Fleet operators need to focus on driver behaviour if they want to improve mpg rather than relying on car manufacturers, according to Nigel Underdown, head of transport advice at the Energy Saving Trust.
He pointed out that over the past two and a half years average new car CO2 emissions have dropped from around 153g/km to 134g/km which means that fleet operators have had an “immediate win” without having to do anything radical.
But he suggested that fleets have had the “low hanging fruit” and they can no longer rely solely on manufacturers to do the work for them.
“One manufacturer has gone public and said ‘we’re getting to diminishing returns’,” Underdown said. “It’s going to get more difficult if you focus on the metal to get improvements in fuel economy. If you’re under pressure to produce cost savings you’ve got to look at the driver.”
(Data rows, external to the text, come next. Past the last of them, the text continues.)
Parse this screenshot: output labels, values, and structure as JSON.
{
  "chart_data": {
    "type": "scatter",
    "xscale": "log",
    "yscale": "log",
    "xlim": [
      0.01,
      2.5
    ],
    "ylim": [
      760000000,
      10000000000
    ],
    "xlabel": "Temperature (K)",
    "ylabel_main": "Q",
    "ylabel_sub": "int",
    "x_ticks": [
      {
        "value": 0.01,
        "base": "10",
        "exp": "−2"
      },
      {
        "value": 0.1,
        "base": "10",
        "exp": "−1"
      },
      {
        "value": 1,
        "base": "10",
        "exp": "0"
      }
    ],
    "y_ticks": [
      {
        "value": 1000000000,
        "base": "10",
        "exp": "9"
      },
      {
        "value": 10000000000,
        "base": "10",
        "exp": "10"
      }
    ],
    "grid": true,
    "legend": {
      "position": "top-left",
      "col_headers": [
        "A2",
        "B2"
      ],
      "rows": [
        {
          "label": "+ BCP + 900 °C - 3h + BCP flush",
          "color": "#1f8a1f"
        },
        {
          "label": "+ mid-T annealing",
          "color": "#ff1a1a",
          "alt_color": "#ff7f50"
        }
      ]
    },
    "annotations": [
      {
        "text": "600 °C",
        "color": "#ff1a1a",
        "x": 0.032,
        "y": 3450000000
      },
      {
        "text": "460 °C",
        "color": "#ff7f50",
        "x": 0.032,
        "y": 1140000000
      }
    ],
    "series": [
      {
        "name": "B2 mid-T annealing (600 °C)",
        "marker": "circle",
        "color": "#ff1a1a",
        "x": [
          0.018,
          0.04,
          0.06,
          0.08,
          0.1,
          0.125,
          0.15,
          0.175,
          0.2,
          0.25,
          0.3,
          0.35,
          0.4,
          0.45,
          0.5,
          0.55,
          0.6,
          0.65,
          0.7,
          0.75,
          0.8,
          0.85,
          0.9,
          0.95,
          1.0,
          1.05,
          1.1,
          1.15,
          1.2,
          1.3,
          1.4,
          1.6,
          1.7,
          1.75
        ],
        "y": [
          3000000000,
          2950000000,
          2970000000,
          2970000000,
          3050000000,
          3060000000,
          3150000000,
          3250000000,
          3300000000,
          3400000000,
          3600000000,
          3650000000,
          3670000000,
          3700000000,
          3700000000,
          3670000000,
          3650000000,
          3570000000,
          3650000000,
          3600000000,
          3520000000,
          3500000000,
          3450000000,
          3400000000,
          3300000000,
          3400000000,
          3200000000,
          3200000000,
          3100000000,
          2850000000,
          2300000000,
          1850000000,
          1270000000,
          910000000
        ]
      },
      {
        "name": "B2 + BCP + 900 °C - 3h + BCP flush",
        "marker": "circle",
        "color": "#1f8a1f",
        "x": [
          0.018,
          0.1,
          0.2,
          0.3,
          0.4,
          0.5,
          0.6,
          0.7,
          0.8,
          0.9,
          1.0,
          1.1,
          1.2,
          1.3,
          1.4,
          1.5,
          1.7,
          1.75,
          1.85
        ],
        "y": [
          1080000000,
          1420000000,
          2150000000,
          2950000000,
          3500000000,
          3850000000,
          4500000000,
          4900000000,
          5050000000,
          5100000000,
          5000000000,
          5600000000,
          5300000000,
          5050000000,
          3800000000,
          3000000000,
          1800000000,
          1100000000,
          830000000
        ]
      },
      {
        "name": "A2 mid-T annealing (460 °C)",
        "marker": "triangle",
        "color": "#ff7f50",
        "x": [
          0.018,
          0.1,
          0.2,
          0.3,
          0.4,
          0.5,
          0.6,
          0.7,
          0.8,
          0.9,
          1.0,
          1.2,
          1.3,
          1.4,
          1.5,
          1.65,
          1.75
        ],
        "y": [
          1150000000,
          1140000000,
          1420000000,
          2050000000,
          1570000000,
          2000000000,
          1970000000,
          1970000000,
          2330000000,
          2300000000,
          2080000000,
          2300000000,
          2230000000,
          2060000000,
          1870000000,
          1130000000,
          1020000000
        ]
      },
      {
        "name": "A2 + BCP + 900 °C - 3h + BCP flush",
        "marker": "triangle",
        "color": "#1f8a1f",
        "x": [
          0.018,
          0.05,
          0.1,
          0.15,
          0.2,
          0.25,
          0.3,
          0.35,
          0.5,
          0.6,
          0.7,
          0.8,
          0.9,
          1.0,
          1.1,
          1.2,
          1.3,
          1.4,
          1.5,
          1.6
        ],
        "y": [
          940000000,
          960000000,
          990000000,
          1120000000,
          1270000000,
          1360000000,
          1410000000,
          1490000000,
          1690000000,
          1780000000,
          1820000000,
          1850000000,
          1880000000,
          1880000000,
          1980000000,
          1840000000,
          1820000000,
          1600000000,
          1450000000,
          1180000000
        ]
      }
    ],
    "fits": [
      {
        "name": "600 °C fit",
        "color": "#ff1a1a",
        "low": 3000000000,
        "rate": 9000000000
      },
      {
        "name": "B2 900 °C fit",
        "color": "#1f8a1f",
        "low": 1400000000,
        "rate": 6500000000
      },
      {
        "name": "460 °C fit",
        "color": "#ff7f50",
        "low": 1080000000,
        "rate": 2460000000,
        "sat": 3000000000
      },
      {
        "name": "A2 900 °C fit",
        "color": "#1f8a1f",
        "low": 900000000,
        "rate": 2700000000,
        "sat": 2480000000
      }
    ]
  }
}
Underdown pointed to research carried out by TNO in Holland which shows that real world mpg figures are far below official figures.
Based on a sample of 240,000 vehicles it shows that cars emitting 160g/km, with an official combined mpg figure of 45, actually achieve 35mpg (18% less), cars emitting 130g/km achieve 22% less and 100g/km cars achieve 29% less.
“I’m not suggesting that you stop buying low CO2 cars,” Underdown added. “There are lots of good reasons to buy them, such as lower tax and national insurance, and they are still more efficient. They are just not quite as efficient, probably, for your average fleet driver as you might expect.”
Underdown said that getting drivers to “drive better” needs “leadership from the top” and that the fleet manager’s role is to present the business case for change.